For those worried about how Form can fit into an already busy routine, Spalter says Form’s weekly schedule is like her wellness Bible.
“We all make so many decisions in a day; decision fatigue is not a lie,” Spalter says. “What movement do I want? What do I want to eat? For me to know I need movement in my day and not have to wonder what that will look like and how I will get that, I just open the Form app.”
Form offers three different schedules: a pilates and strength training combo, a pilates-only track and a strength training-only track. Clarke says the accessibility and ease of the workouts make goals feel smaller and more attainable. In her opinion, sometimes saying yes to a quick 10-minute workout is more important and impactful than making time for a 45-minute one.
For Clarke, the journey of bringing Form to life began when she accepted the journey of saying “yes” to herself and used her social media platforms to share the ways in which she was doing that.
“I was starting to have a conversation with my body and hear my body and love my body,” she says. “That was something I had never experienced before.”
Through her various platforms, Clarke worked to redefine how she spoke about movement and fitness; rather than highlighting the physical changes she saw in her body, she shared the mental and spiritual improvement the movement was bringing her.
When Spalter entered the scene, Clarke was craving a closer connection with the community she had built on social media. Clarke’s boyfriend and Spalter’s husband were middle school friends who encouraged Clarke and Spalter to get to know one another during the social isolation of the pandemic.
“Soon enough, Bernie and I were just going on these walks, and the boys were nowhere to be found,” Clarke says.
Spalter described Clarke as the “fitness expert” and herself as “a part of Clarke’s community, who is now grateful enough to be a co-founder of Form.”
Spalter, who owned and sold her own business before co-founding Form, is also a living embodiment of Form’s mission. Using the workouts, nutrition and mindfulness tools of Form, Spalter lost 80 pounds.

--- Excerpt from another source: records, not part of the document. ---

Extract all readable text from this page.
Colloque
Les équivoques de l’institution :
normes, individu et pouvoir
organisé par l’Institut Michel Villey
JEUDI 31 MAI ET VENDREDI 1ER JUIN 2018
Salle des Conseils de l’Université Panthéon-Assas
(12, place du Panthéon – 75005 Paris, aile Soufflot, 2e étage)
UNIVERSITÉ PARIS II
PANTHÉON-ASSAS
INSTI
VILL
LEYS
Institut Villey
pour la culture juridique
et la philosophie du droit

“I personally was the one who didn’t understand anything about her own health journey,” she says. “Truly, all of the tips and tricks and Form’s toolkit has fully changed my life.”
Clarke says Form’s superpower is listening to its community and playing an active role in the conversation. Form users feel heard and understood in their struggles, and Spalter says that sense of community is the heart and soul of Form’s brand.
The friends agree that genuinely changing people’s lives and hearing the powerful testimonies through the Form community is the most beautiful thing to watch, and working at Form just never really feels like “work.”
“Once you know Form, you don’t even have to ask [how it is different],” Spalter says. “It is just such a feeling, and the community is the heartbeat within that.”
Form is available for download on iPhone and Android, on Apple and Android TV, Roku, FireTV and Chromecast or online at digital.joinform.co. Form Memberships are offered for $119 annually or $28/month.